An Interview with Rakesh Vengayil


Sainsbury: What are your priorities for the next 12-18 months?

Vengayil: Our key priorities include implementing systems that enable more efficient data management, risk monitoring and reporting. Another priority is to offer better compliance and surveillance management, and a more robust BCP infrastructure.

We believe that all of these aspects will enable the teams across the region to have a better overview of their businesses and let them respond more efficiently to the ever-changing demands of a dynamic business environment.

We will also explore opportunities to leverage on our global tools and implement them in countries where they can work efficiently, without compromising on the local business requirements.

Sainsbury: How do you see the drive towards technology innovation impacting on the financial services industry in short to medium term?

Vengayil: Today, technology is everywhere and has changed the way we live. Businesses are no different. Innovations are empowering clients and businesses to be better connected and manage their data more efficiently. As a result, business models are being re-designed to stay relevant and serve the needs of clients.

Technology has also enabled businesses to reach and service clients like never before. More channels and hence increased client ‘touch-points’ translates into better opportunities for businesses to grow. The fast growing social media could play a critical role in the growth of the financial services industry.

Sainsbury: BNP Paribas operates in 12 countries in the Asia Pacific region. What has been the most effective approach to the IT systems to ensure it adequately meets the need of each country?

Vengayil: As an organisation, we believe in ‘thinking global and acting local’. As a financial services powerhouse, we have globally proven systems and world-class technology solutions to support our businesses worldwide. However, local needs and requirements drive the implementation of these systems across the world.

Of course, implementing globally successful systems helps us integrate and improve efficiencies. But, we retain the flexibility to let our individual countries choose the model they want to implement to enable them to respond better to the needs of their local businesses and clients.
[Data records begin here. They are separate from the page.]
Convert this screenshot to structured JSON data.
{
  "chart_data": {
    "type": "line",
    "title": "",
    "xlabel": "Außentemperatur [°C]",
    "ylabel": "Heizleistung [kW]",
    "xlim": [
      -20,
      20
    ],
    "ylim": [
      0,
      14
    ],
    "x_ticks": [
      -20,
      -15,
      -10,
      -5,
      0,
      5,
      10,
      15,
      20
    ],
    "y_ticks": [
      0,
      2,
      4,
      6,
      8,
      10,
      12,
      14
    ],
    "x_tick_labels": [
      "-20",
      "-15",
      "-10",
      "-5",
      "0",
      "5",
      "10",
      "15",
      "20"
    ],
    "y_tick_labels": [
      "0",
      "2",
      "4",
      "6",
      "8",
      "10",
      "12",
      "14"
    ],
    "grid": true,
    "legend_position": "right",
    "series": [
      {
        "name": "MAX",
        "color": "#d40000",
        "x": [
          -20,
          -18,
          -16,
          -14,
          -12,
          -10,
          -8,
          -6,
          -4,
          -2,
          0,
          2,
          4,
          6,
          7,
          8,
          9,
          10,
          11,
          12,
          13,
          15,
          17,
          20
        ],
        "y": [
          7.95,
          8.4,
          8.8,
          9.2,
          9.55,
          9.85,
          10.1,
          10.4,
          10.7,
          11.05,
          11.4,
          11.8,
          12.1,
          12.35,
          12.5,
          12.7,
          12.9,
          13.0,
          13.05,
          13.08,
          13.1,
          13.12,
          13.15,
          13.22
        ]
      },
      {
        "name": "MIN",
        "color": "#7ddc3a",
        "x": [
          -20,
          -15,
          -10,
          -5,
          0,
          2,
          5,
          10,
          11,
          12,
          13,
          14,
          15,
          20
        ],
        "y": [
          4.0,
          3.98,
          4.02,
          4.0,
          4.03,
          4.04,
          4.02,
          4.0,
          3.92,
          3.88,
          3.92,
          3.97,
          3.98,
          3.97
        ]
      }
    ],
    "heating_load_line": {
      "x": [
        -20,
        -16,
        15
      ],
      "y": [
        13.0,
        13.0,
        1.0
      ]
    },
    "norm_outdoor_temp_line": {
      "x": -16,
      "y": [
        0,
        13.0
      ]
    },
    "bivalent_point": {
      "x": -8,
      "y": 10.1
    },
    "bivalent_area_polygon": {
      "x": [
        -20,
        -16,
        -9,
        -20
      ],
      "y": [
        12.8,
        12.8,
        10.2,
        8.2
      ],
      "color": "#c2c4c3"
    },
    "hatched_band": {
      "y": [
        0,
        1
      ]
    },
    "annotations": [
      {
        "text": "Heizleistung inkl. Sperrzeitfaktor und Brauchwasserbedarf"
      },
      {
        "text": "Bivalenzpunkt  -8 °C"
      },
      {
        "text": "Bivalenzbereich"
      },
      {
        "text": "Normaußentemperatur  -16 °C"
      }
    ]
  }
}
However as a global asset manager, we drive some level of sophistication and hence implement global best-practices in areas like investment and risk management and reporting This enables our local businesses to align our product proposition to clients across territories geographies.

What are your thoughts on the benefits of mobile device rollouts within banks? 

Vengayil: As I mentioned before, technology and innovation are driving businesses across the globe to re-design and adapt to the changing environment. Client ‘touch-points’ are increasing and businesses are now able to know about their clients and their behaviour in more ways than one. Robust data management and mining technologies can help businesses predict needs and respond faster.

Mobile devices offer clients the convenience of conducting their businesses at a place of their choice and at a time convenient to them. We may not have to look too far ahead in time when the mobile device will replace the wallet. Newer technologies will also improve cost and operating efficiencies for businesses.

Sainsbury: What role do you see Cloud computing playing in the banks of the future?

Vengayil: Cloud computing promises to be an exciting new technology and is being looked at seriously by financial institutions worldwide. Like any new technology, this one too will be evaluated for performance and robustness before being accepted widely by businesses.

Sainsbury: How do you see the regulatory environment changing in banking?

Vengayil: Like organisations, regulators across the world are now realising that they need to keep pace with the rate at which technology is evolving and re-defining the way businesses are being conducted. Newer technologies means better and more robust regulatory framework. Regulations are now looking at the implications of technology and are being re-written to keep pace with the changes.

Sainsbury: What is your approach to fostering innovation within your team?

Vengayil: Innovation in technology is key for our business to grow and thrive in this environment. The challenge is to constantly keep in touch with advancements and continuously think of ways and means of adopting these to improve our product and services offered. Newer ways need to be evaluated; efficient solutions need to be provided to our teams across functions to enable them to respond to a dynamic market environment.

Innovation is a key parameter to judge the success of our team and we are constantly driven by the need to explore opportunities for enabling and empowering our businesses to differentiate themselves from the clutter.

Sainsbury: Which business or technology leaders inspire you, and why?

Vengayil: Steve Jobs is one of the most inspiring technology leaders that the world has ever seen. He used innovations and the ambition to deliver a better user experience to take his organisation from the brink to becoming one of the most successful organisations globally. Together with an inspired and passionate team, he redefined the way we look at and use technology forever.

Sainsbury: What advice would you give to someone looking to step into a C-level executive role?
I would advise anyone entering this field to be driven and passionate. To have the constant drive for learning and love technology. And most of all, believe that he/ she is helping the business grow and be more efficient.

Sainsbury: Every IT leader, particularly at your level, has a legacy they wish to be remembered for. What is yours?

Vengayil: I wish to be remembered as someone who constantly drove innovation and aimed to empower the business with better and more efficient solutions.